La militante égyptienne Shaimaa al-Sabbagh, mortellement atteinte par un tir de chevrotine lors de l'intervention violente des forces de sécurité pour disperser un rassemblement pacifique au Caire, le 24 janvier 2015.

© 2015 Reuters

(New York, le 1er février 2015) – L’analyse de photos et de vidéos ainsi que des  témoignages recueillis indiquent fortement qu’un membre des forces de sécurité égyptiennes était responsable de la mort d’une manifestante abattue sur une place dans le centre du Caire le 24 janvier 2015, a déclaré Human Rights Watch aujourd’hui.

Une vidéo examinée par Human Rights Watch montre un policier en uniforme qui  apparemment fait signe à un autre policier, masqué, qui tire ensuite sur un groupe composé d’une vingtaine de manifestants pacifiques que la police était en train de disperser alors qu’ils venaient de se rassembler sur la place Talaat Harb. On voit Shaimaa al-Sabbagh, 32 ans, tomber immédiatement après l’un des tirs. Elle est décédée peu après, de blessures dues à des tirs de « chevrotine » selon les autorités médicales. Plus tard dans la journée du 24 janvier, le Procureur général Hicham Barakat a annoncé l’ouverture d’une enquête sur la mort de la jeune femme.

« Il est crucial que le Procureur général tienne son engagement de traduire en justice les responsables de la mort de Shaimaa al-Sabbagh », a déclaré Sarah Leah Whitson, directrice de la division Moyen-Orient et Afrique du Nord à Human Rights Watch. « Aux yeux du monde, il pourrait enfin s’agir d’une rupture avec l'impunité pour les violations des droits humains qui a entaché la justice égyptienne depuis le soulèvement de 2011. »

Human Rights Watch a interrogé quatre témoins de la fusillade, et a analysé 18 photographies ainsi que trois vidéos. Ces éléments de preuve indiquent que les forces de sécurité déployées sur la place Talaat Harb ce jour-là ont utilisé une force excessive afin de disperser un petit rassemblement pacifique organisé par l’Alliance populaire socialiste – un parti d’opposition – en recourant à des tirs de gaz lacrymogènes et de grenaille, apparemment sans avertissement.

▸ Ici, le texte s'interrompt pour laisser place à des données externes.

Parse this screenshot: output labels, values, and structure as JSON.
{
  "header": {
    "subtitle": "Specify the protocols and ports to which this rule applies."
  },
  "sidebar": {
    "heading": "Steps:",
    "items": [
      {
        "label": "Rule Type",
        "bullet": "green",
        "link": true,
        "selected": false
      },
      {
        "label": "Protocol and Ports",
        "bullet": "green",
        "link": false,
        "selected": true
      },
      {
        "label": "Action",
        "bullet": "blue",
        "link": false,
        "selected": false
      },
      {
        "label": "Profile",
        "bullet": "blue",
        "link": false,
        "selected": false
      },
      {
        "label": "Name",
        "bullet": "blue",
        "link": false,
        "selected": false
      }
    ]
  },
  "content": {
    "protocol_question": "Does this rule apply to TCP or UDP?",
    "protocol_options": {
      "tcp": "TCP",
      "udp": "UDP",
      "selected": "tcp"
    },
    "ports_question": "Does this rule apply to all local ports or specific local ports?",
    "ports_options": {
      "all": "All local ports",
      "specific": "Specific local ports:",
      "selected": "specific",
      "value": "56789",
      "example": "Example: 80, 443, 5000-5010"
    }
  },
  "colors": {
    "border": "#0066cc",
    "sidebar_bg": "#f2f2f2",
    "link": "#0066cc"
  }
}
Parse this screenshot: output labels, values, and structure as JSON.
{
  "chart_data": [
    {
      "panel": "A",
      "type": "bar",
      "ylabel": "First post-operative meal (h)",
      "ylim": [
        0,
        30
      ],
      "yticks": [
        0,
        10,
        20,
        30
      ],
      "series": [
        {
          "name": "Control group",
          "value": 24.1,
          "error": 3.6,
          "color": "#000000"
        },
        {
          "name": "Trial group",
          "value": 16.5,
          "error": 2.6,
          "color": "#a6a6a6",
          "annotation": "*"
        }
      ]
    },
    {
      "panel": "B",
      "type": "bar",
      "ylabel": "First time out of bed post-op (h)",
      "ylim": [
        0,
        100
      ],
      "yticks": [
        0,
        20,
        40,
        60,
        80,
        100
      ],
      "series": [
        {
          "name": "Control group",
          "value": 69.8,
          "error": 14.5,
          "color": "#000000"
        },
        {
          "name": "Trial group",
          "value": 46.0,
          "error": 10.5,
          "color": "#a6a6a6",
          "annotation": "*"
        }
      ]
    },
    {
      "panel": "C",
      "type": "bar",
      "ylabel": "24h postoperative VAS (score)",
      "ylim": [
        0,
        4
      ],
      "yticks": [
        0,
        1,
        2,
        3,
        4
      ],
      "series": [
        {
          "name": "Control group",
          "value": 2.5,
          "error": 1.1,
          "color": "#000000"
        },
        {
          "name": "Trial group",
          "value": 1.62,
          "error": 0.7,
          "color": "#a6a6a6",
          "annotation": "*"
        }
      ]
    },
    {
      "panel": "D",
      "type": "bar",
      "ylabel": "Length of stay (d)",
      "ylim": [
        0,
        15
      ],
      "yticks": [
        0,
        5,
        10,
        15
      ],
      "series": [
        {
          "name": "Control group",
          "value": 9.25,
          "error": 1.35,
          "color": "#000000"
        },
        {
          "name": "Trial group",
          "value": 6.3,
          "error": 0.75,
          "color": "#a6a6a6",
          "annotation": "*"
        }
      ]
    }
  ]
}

Selon les Principes de base des Nations Unies sur l'utilisation de la force et des armes à feu par les responsables de l'application des lois, les forces de sécurité doivent recourir « autant que possible à des moyens non violents avant de faire usage de la force » ou d'armes à feu. Lorsque l'usage légitime de la force est inévitable, les autorités doivent faire preuve de retenue et agir proportionnellement à la gravité de l'infraction. La force meurtrière ne peut être utilisée que lorsque cela est « absolument inévitable » pour protéger des vies humaines.